Несмотря на то что записка подписана 15 декабря, то есть через месяц после описываемых разговоров, Киму пришлось объясняться со следователем: он никому не говорил о своей работе «наверху» и уж, конечно, «о содержании документов, которые мне, несмотря на мое положение арестованного, давали прорабатывать… Говорил только, что хожу наверх на положении “временно используемого” для сдачи своих дел». Разговора о статье Керенского Ким не вспомнил, а вот Савинкова действительно обсуждали: «Я рассказал в камере о судебном процессе над ним в Ленинграде. Я, возможно, сказал тогда, что Савинков вел себя на суде очень хорошо, мужественно признав преступность всей своей предыдущей деятельности»[359]
. Очень к месту пришлась зафиксированная критика Ежова. Страшного карлика уже сняли с должности главы НКВД, и его расстрел был только вопросом времени. Некоторые из «ежовцев», причастных к аресту Кима, тоже пошли по этому пути — их арестовывали и очень быстро передавали коменданту НКВД Блохину. В его распоряжении была специальная команда палачей в резиновых фартуках и перчатках, которые умывались одеколоном, чтобы хоть немного смыть запах крови своих жертв[360].Спустя два года, весной 1939-го, в камеру к Роману Николаевичу неожиданно пришел новый начальник японского отделения контрразведки Александр Гузовский — в какой-то мере ученик Кима — и сообщил, что в его деле много сомнительного. «Наверху» это понимают, и скоро Роман Николаевич будет передопрошен. Так и произошло. Гузовский подал рапорт об очередном продлении срока следствия по делу Кима в связи с тем, что арестованным представлен ряд фактов, опровергающих имеющиеся в деле сведения[361]
. Расчет Кима оправдался полностью: в замешательстве его не успели расстрелять. Потом, пока дело простаивало, изменилась международная обстановка, и его уникальные способности оказались востребованными. Теперь новые начальники с удивлением листают страницы его дела, ничего не понимая в фантастическом противоречии и нагромождении фактов.

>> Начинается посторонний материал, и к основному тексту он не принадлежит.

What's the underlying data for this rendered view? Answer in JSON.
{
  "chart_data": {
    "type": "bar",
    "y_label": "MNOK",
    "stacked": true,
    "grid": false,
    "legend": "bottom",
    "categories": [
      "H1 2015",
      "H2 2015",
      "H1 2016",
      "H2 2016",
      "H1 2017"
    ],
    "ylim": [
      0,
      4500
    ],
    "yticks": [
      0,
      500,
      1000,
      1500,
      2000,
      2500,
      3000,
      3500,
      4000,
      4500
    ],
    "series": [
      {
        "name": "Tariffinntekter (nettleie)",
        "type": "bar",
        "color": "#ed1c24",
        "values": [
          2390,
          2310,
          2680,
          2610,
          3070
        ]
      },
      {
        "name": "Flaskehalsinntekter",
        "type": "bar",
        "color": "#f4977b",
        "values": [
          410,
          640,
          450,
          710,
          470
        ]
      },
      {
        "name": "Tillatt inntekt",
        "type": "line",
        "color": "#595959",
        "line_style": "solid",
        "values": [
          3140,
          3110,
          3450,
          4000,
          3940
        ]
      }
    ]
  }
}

Доследование — новый шанс на жизнь.Начинается новая череда допросов: 3, 5 и 17 июня их проводит уже новый следователь — сержант госбезопасности Дарбеев — «спец» по дальневосточникам. Снова и снова повторяются одни и те же вопросы: где и когда родился, где учился, кто родители. Как и многих других арестованных разведчиков, Кима никто не спрашивает о его подпольной работе — реальность неинтересна, пока еще идет игра «кто кого посадит». Ким уже насиделся, и он начинает раскрывать карты. 10 и 22 июня 1939 года, ровно за два года до войны, он говорит правду: «На следствии в 1937 году мне заявили, что я являюсь японцем, что Ким — это не моя фамилия, и требовали от меня, чтобы я назвал настоящую японскую фамилию… Я пытался утверждать, что никогда японцем не был, но мои утверждения не принимались следствием во внимание… Должен сказать, что я никогда не был завербован в японскую разведку… Данные мною показания в 1937 г. являются вымышленными, т. к. я пришел к выводу, чтобы скорее написать показания и тем самым дать возможность следствию закончить мое дело…»[362]
Однако закончить его дело не так просто, как кажется арестованному. В это время вопрос о связях с «японским шпионом» Кимом задают бывшему резиденту ИНО НКВД в Шанхае Михаилу Добисову-Долину. Тот, конечно, соглашается: да, связь с Кимом установил еще в 1925 году, а в середине 1930-х Ким даже порекомендовал Добисову перейти в другое подразделение, чтобы эффективнее работать на японскую разведку, что, впрочем, у него не получилось. Впервые за два с лишним года Киму и свидетельствующему против него арестованному устраивают очную ставку: почти в 11 вечера 15 июля 1939 года. В помещении присутствует Гузовский, чья заинтересованность в возвращении бывшего коллеги рискованна, но очевидна.